Наконец она поддалась. Раздался треск отламываемой куриной ноги. Книга повисла в моей руке мертвой птицей. Тетради не вываливались из переплета только благодаря избытку клея. Корешок, обложка – все было ровного желтого цвета: ни заглавия, ни имени автора. Обнажился прямоугольник дырявого перекрытия, между двух реек я увидел обращенное ко мне лицо старухи и различил на нем странную улыбку.

– На следующий день после ухода на пенсию он встал, устроил меня в кресле, как обычно, и сказал: «Я наверх». Он очистил чердак, я слышала, как он выкидывает вещи в сад прямо через слуховое окно…

– Какое слуховое окно?

– Да есть там, напротив двери. Книгами закрыто. А потом он затащил наверх матрас и переселился на чердак. Спускался только для того, чтобы поднять меня, дать мне поесть, помыть меня и уложить спать. Поначалу он ничего там не делал, только курил – я слышала, как он выколачивает свою трубку в пепельницу. Но очень скоро он принялся читать… читал все подряд, кретин! Все подряд, все, что печатали в этой «Зеленой библиотеке»… Это ему напоминало его детство!.. Какой болван! Уверена, что он ничего там не понимал, но больше уже ничего не делал, только читал с утра до вечера, валяясь на своем матрасе. Он их и не покупал, книги эти, тот еще был жмот! Он нанимался к людям чистить их чердаки и, когда находил что-то из «Зеленой библиотеки», тащил домой в старом ржавом тазу – всегда в одном и том же…

– Я его вижу. Он за прессом.

– Только и радости, что шуму от него не было. Даже стука его трубки я уже не слышала… пока у него не начало садиться зрение.
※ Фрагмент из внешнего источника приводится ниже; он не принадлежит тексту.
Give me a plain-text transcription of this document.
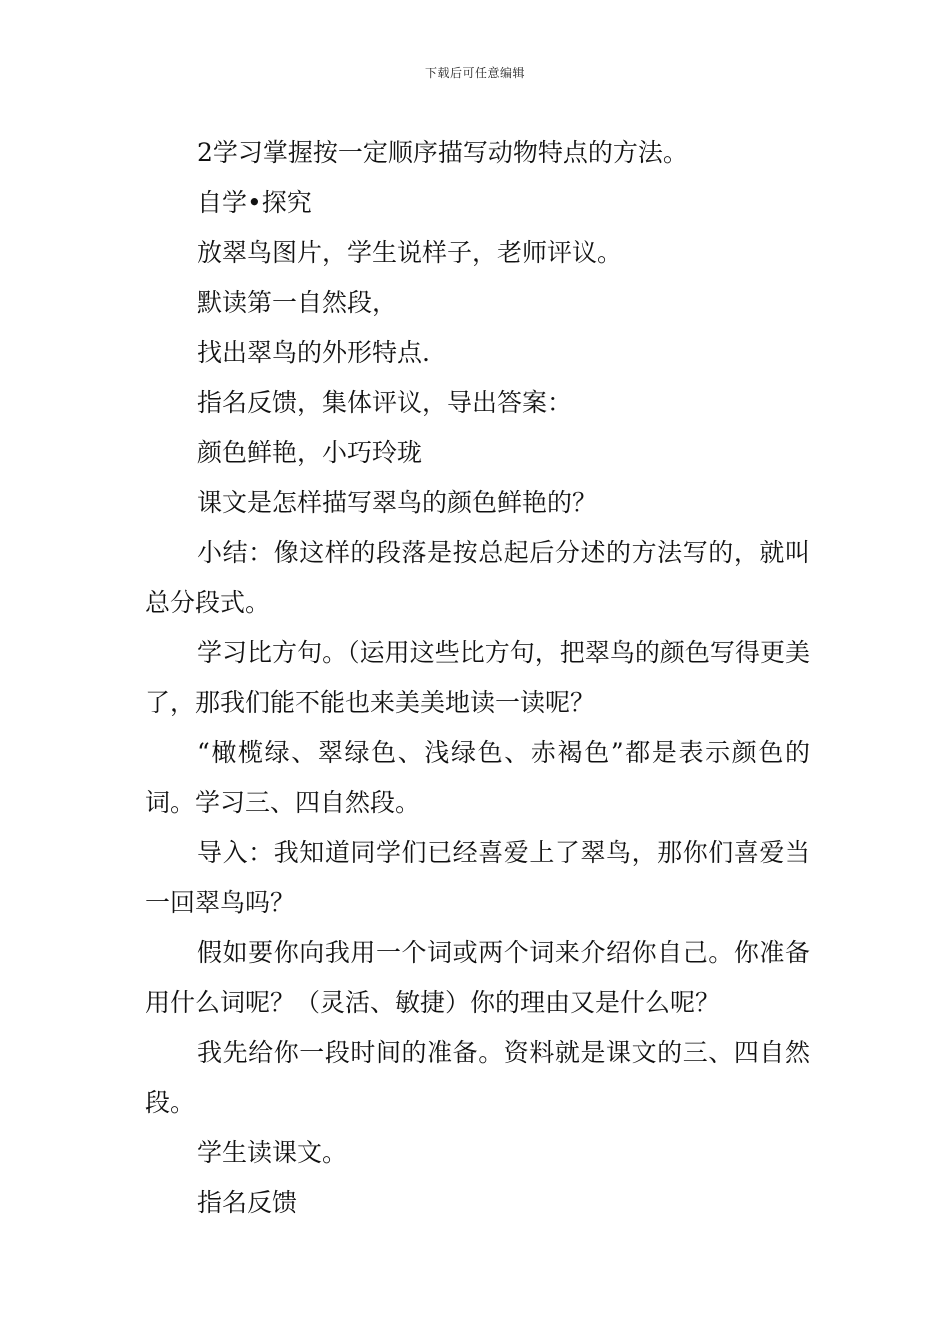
下载后可任意编辑

2学习掌握按一定顺序描写动物特点的方法。

自学•探究

放翠鸟图片，学生说样子，老师评议。

默读第一自然段，

找出翠鸟的外形特点.

指名反馈，集体评议，导出答案：

颜色鲜艳，小巧玲珑

课文是怎样描写翠鸟的颜色鲜艳的？

小结：像这样的段落是按总起后分述的方法写的，就叫总分段式。

学习比方句。（运用这些比方句，把翠鸟的颜色写得更美了，那我们能不能也来美美地读一读呢？

“橄榄绿、翠绿色、浅绿色、赤褐色”都是表示颜色的词。学习三、四自然段。

导入：我知道同学们已经喜爱上了翠鸟，那你们喜爱当一回翠鸟吗？

假如要你向我用一个词或两个词来介绍你自己。你准备用什么词呢？（灵活、敏捷）你的理由又是什么呢？

我先给你一段时间的准备。资料就是课文的三、四自然段。

学生读课文。

指名反馈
Сначала-то хорохорился: «Это, – говорил, – хорошо, я теперь не так ясно тебя вижу!» Купил очки, потом лупу, но даже и с лупой видел уже только самые крупные заголовки… Пошел в больницу обследоваться. А ему и говорят: «Ничем помочь не можем. Это у вас болезнь „бычьего глаза"! Она вам разъедает нервы изнутри. Очками против нее ничего не сделаешь. В вашем возрасте эта болезнь прогрессирует медленно, так что ослепнуть вы никогда не ослепнете, но о чтении можете забыть!» Что же ты думаешь? На следующий день, смотрю, опять уходит из дому со своим тазом под мышкой. Говорю ему: «И что ты собираешься с этим тазом делать? Забыл про свой „бычий глаз"?» А он мне в ответ: «Пошла ты…» Я только потом поняла, когда появился этот пресс и все причиндалы… Он не мог больше читать книги, так он решил их переплетать, идиот! Поставил на чердак мотор и каждый день обрезал, подрезал, прошивал, прокладывал, проклеивал… Разговаривали уже только через потолок: «Кому все это надо? Они уже переплетены, эти твои книги! – Нет, я хочу их переплести сам… Так я еще могу к ним прикоснуться, и они становятся по-настоящему мои!» Башка уже не работала, дурак несчастный… Его болезнь разъела ему не только нервы, у него и мозги размякли!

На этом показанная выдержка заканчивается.